If you really knew me, you'd know that sometimes I just want to give up. Doing a ministry, non-profit, training dogs, and caring for four adult children with special needs is a ton of work.
If you really knew me, you'd know that I have learned to give it all to God. He is the reason I do and can do anything I do. I get excited and afraid every time I know I'm going to speak or write. The excitement comes from knowing I will hopefully be able to help others, the fear comes from all the abuse and rejection I suffered. People even in the church have rejected me, my book, and my testimony and made me feel like dirt, and like I'm not as good as them.
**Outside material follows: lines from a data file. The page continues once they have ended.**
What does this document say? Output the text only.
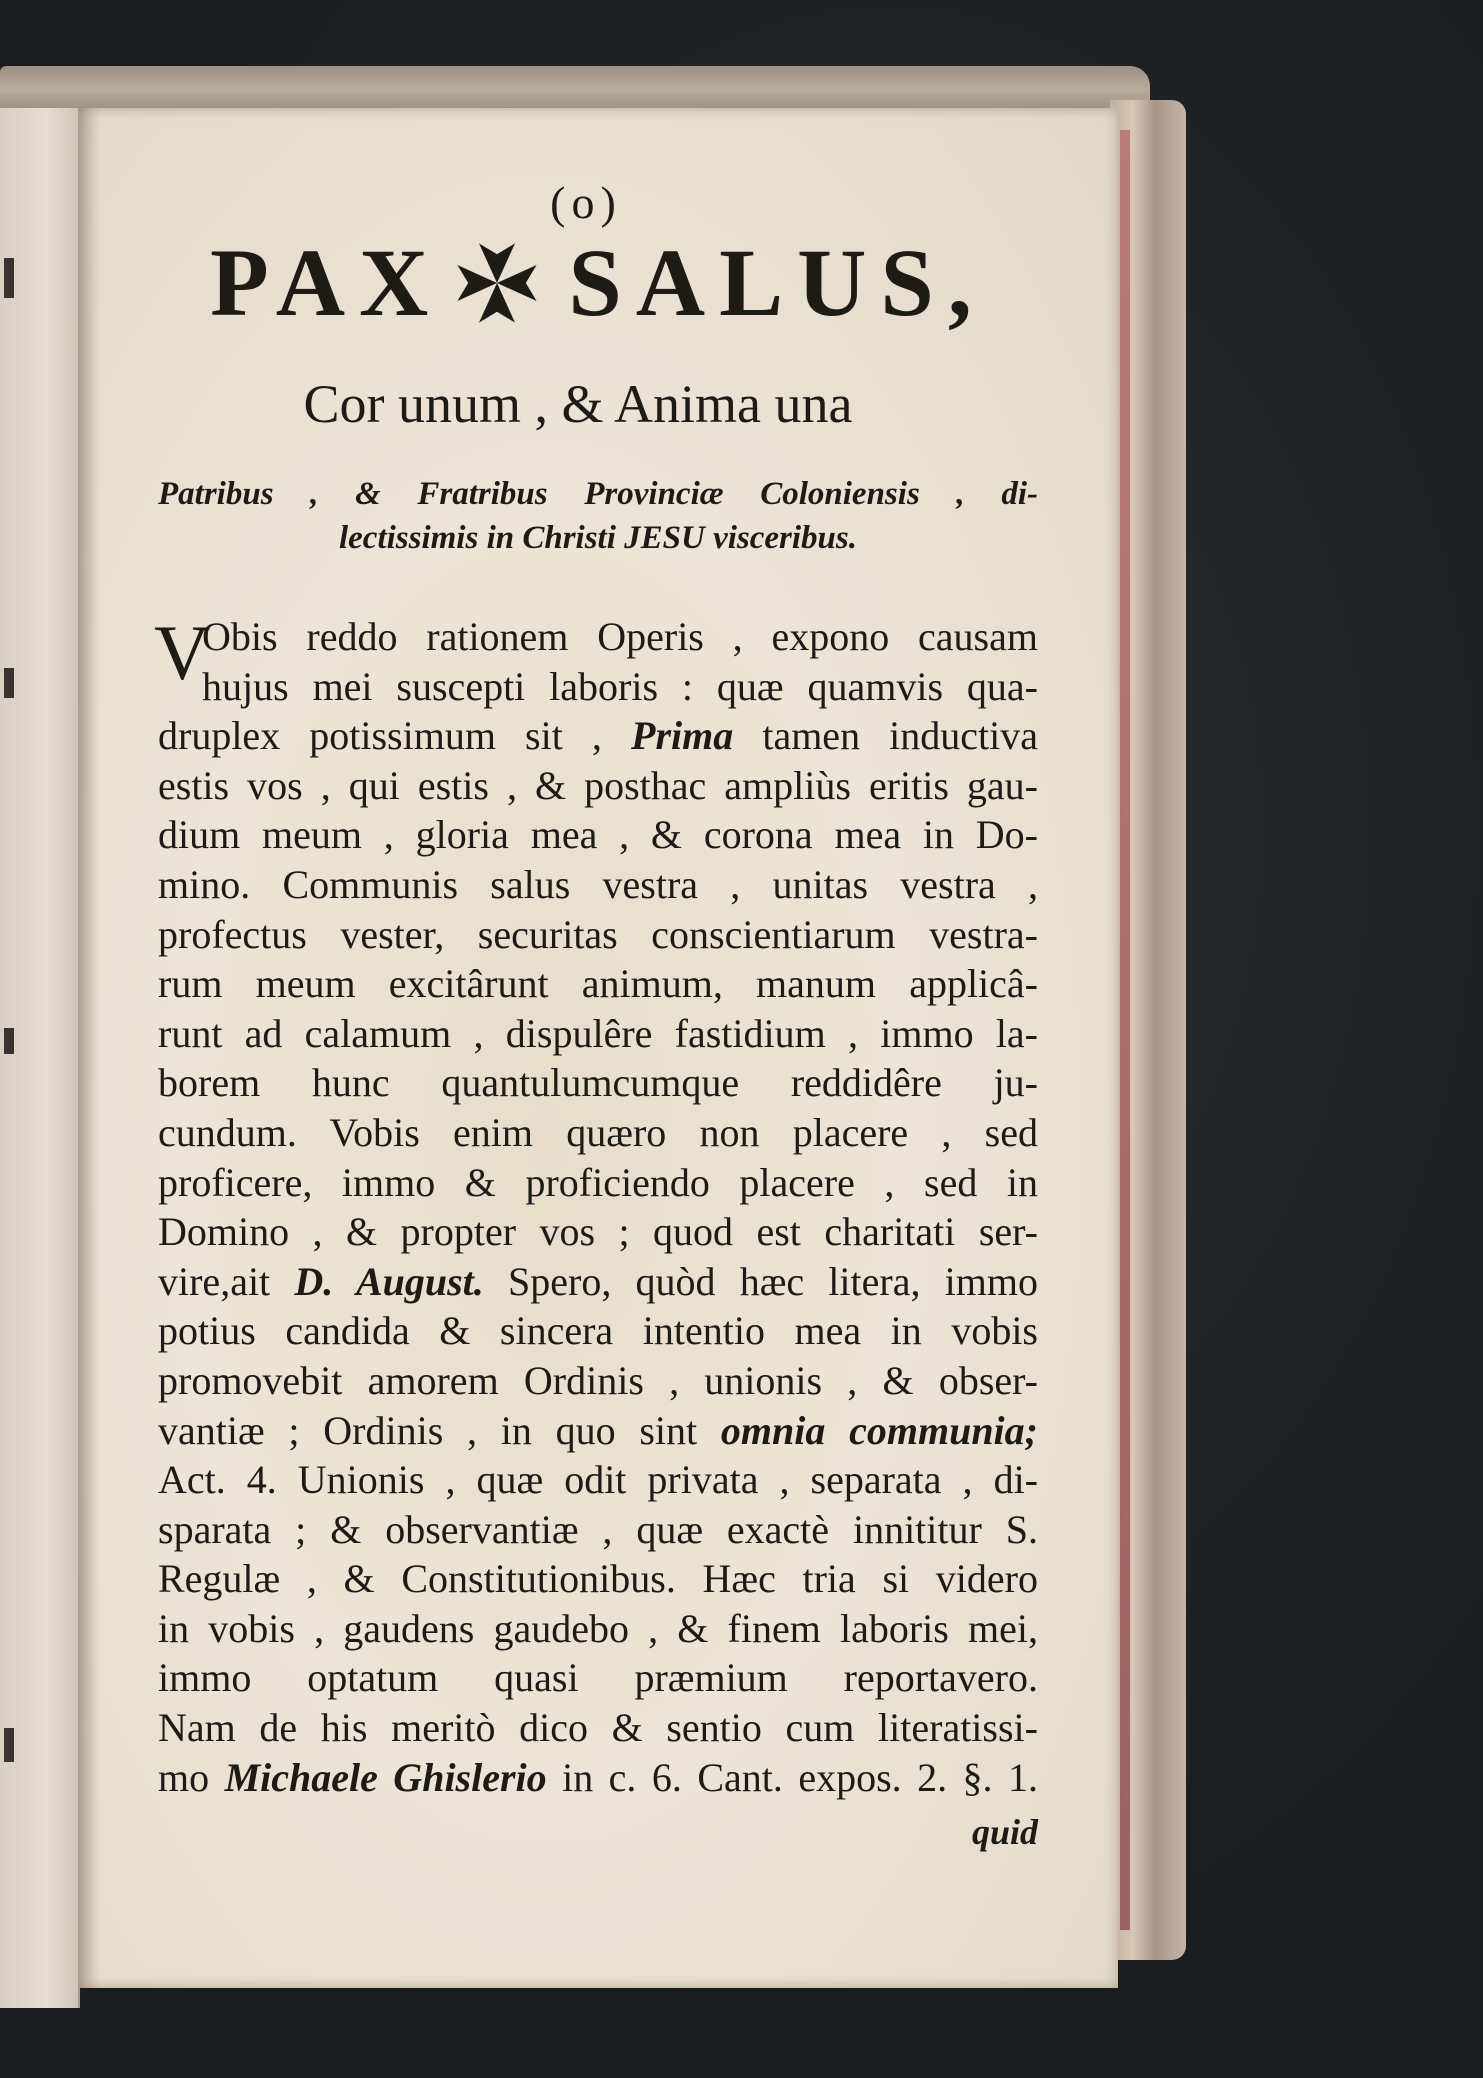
(o)
PAX SALUS,
Cor unum , & Anima una
Patribus , & Fratribus Provinciæ Coloniensis , di-
lectissimis in Christi JESU visceribus.
V
Obis reddo rationem Operis , expono causam
hujus mei suscepti laboris : quæ quamvis qua-
druplex potissimum sit , Prima tamen inductiva
estis vos , qui estis , & posthac ampliùs eritis gau-
dium meum , gloria mea , & corona mea in Do-
mino. Communis salus vestra , unitas vestra ,
profectus vester, securitas conscientiarum vestra-
rum meum excitârunt animum, manum applicâ-
runt ad calamum , dispulêre fastidium , immo la-
borem hunc quantulumcumque reddidêre ju-
cundum. Vobis enim quæro non placere , sed
proficere, immo & proficiendo placere , sed in
Domino , & propter vos ; quod est charitati ser-
vire,ait D. August. Spero, quòd hæc litera, immo
potius candida & sincera intentio mea in vobis
promovebit amorem Ordinis , unionis , & obser-
vantiæ ; Ordinis , in quo sint omnia communia;
Act. 4. Unionis , quæ odit privata , separata , di-
sparata ; & observantiæ , quæ exactè innititur S.
Regulæ , & Constitutionibus. Hæc tria si videro
in vobis , gaudens gaudebo , & finem laboris mei,
immo optatum quasi præmium reportavero.
Nam de his meritò dico & sentio cum literatissi-
mo Michaele Ghislerio in c. 6. Cant. expos. 2. §. 1.
quid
If you really knew me, you'd know that I have learned to surrender to Jesus. He was horribly rejected and abused too. I want to be like him, so I forgive all, realizing that people are just people, they will hurt us, but if we don’t forgive them, we hurt ourselves far more.
Like Paul says in Philippians 3:14, "Forgetting what is behind and straining toward what is ahead. I press on toward the goal to win the prize for which God has called me heavenward in Christ Jesus."